FDA Bioanalytical
Bioanalytical method development is a process of defining the design, operating conditions, limitations, and applicability of a given bioanalytical protocol for its intended purpose. A blend of all this ensures whether a method is optimum to be validated for its large- scale use.
Before developing any bioanalytical method, the applicant should evidently focus on understanding analyte chemistry. This involves gaining sufficient knowledge about the physicochemical properties of the test pharmaceutical product under analysis, both in vitro and in vivo drug metabolism, and the characteristics of protein binding. It further considers all the concerned aspects of any prior bioanalytical method if at all applicable.

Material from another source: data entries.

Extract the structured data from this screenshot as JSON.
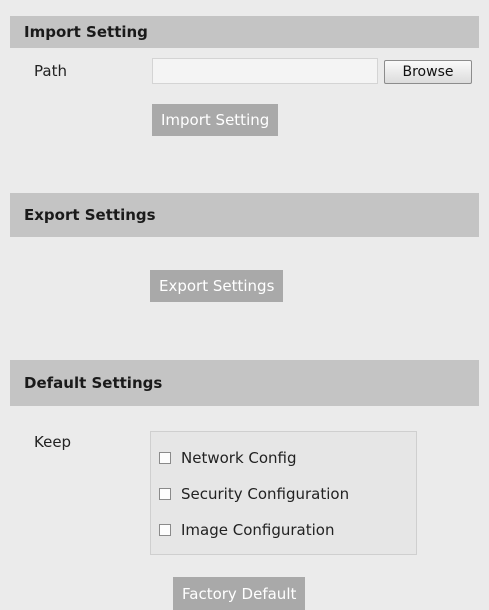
{
  "import": {
    "header": "Import Setting",
    "path_label": "Path",
    "path_value": "",
    "browse_label": "Browse",
    "import_button": "Import Setting"
  },
  "export": {
    "header": "Export Settings",
    "export_button": "Export Settings"
  },
  "default": {
    "header": "Default Settings",
    "keep_label": "Keep",
    "options": [
      {
        "label": "Network Config",
        "checked": false
      },
      {
        "label": "Security Configuration",
        "checked": false
      },
      {
        "label": "Image Configuration",
        "checked": false
      }
    ],
    "factory_button": "Factory Default"
  }
}
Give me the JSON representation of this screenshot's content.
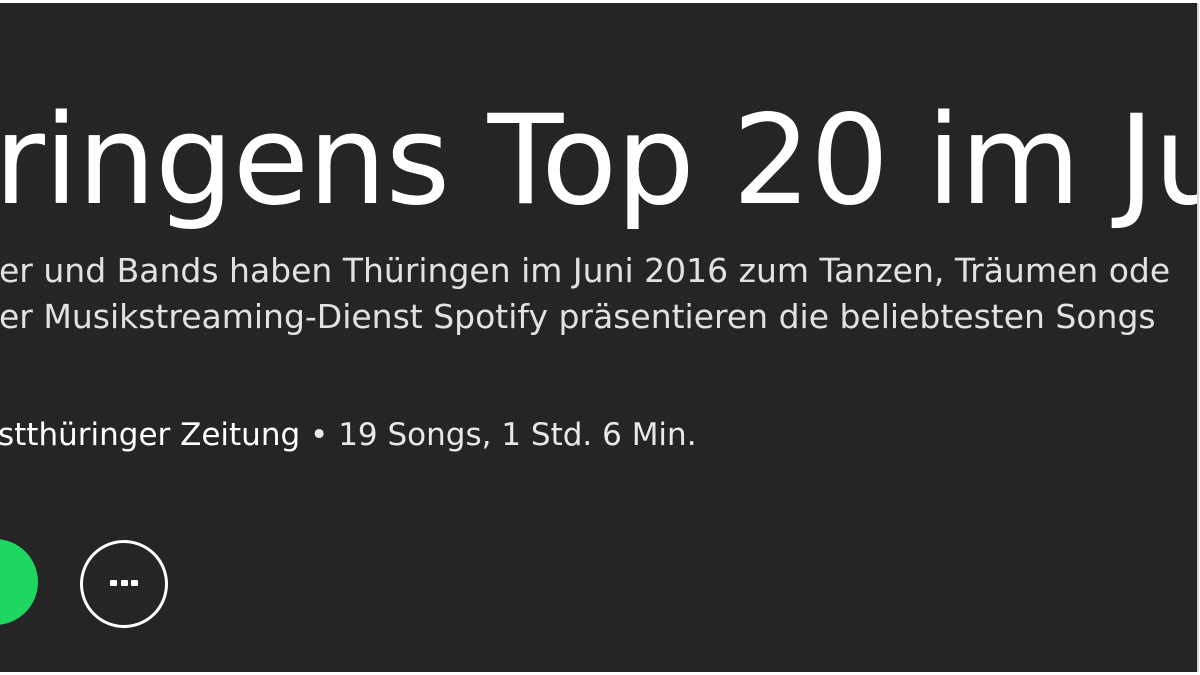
{
  "playlist": {
    "title": "ringens Top 20 im Ju",
    "description_lines": [
      "er und Bands haben Thüringen im Juni 2016 zum Tanzen, Träumen ode",
      "er Musikstreaming-Dienst Spotify präsentieren die beliebtesten Songs"
    ],
    "owner": "stthüringer Zeitung",
    "separator": "•",
    "stats": "19 Songs, 1 Std. 6 Min."
  },
  "controls": {
    "play_icon": "play-circle-icon",
    "more_icon": "more-dots-icon"
  },
  "colors": {
    "background": "#252525",
    "accent": "#1ed760",
    "text": "#ffffff"
  }
}
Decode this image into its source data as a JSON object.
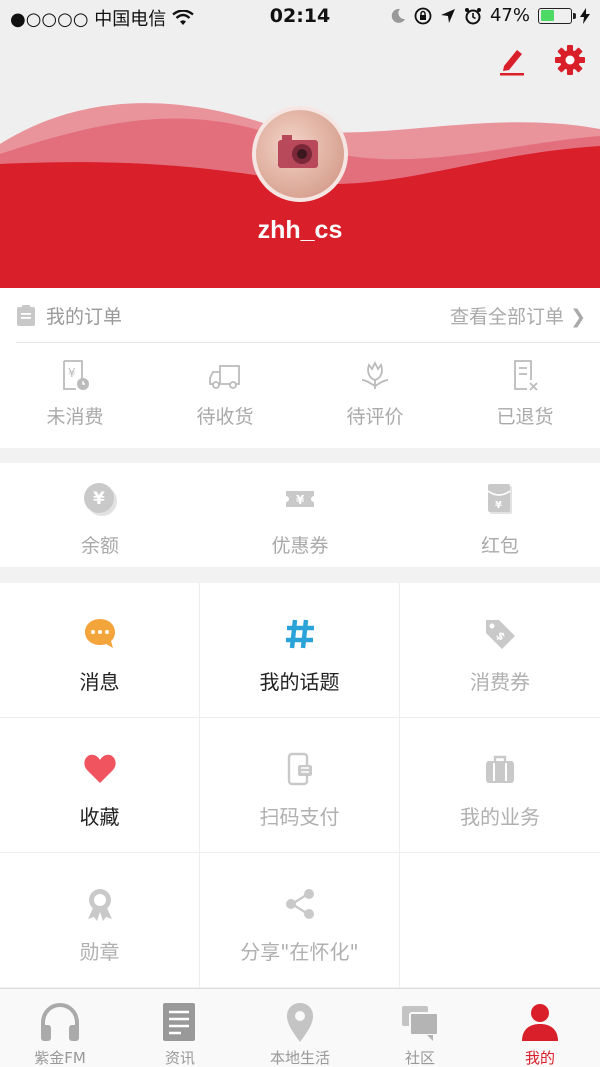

The development of any bioanalytical method involves optimizing both the procedure and condition for performing bioanalysis on the given pharmaceutical drug candidate. The process of method development involves optimizing the following set of bioanalytical parameters to ensure its eligibility for qualifying the ICH method validation process –
- Critical reagents
- Reference standards
- Calibration curve
- Quality control samples
- Selectivity and specificity
- Accuracy
- Precision
- Sensitivity
- Recovery
- Analyte stability
- Minimum required dilution
The bioanalytical method development process does not require a large piece of record maintenance and notation. Once the bioanalytical method has been developed, it becomes essential for the method to be optimized so that it becomes suitable for analyzing the study sample.
Types of Bioanalytical Method Validation –
Full Validation –
Bioanalytical method validation is an essential parameter for ensuring the acceptability of both the assay performance and assessment of how reliable and accountable the bioanalytical results are. Here, you have a different set of protocols focused on the measurement of the concentrations of your analytes of interest within a given biological matrix. This method is routinely performed for the analyte quantification in both the pivotal clinical and clinical studies.
Cross-Validation –
The bioanalytical method validation studies are those where you derive data from different sources either within or across the studies. One additional way in which this bioanalytical method is accomplished is by obtaining the relevant piece of bioanalytical data from different laboratories located at different locations employing the same method. It is a pre-requisite to establish a comparison between the data derived from different laboratories and a cross-validation report for the same is generated.
Partial validation –
Partial bioanalytical method validation is essential when you have to evaluate the modifications introduced to the full bioanalytical validation protocols. Partial validation ranges from the determination of the low accuracy and precision until complete method validation. The items under partial validation are determined by their extent and nature of the changes introduced to the original method.
Parameters of Bioanalytical Method Validation –
The parameters mentioned under bioanalytical method validation protocol are –
Selectivity –
It is the ability of a bioanalytical method for differentiating and measuring the analyte concentration in the presence of all the potential interfering substances present within the blank biological matrix.
Specificity –
Specificity helps the clinical bio-analyst in establishing the detection and differentiation method for determining the analyte concentration in the presence of other interfering substances.
Matrix Effect –
A matrix effect is defined as any alteration introduced to the response produced by the analyte due to the presence of interfering and unidentified components within the biological matrix.
Accuracy and Precision –
The bioanalytical method evaluation parameters of accuracy and precision should be evaluated by analyzing the quality of the pharmaceutical drug candidate within each run and across different runs.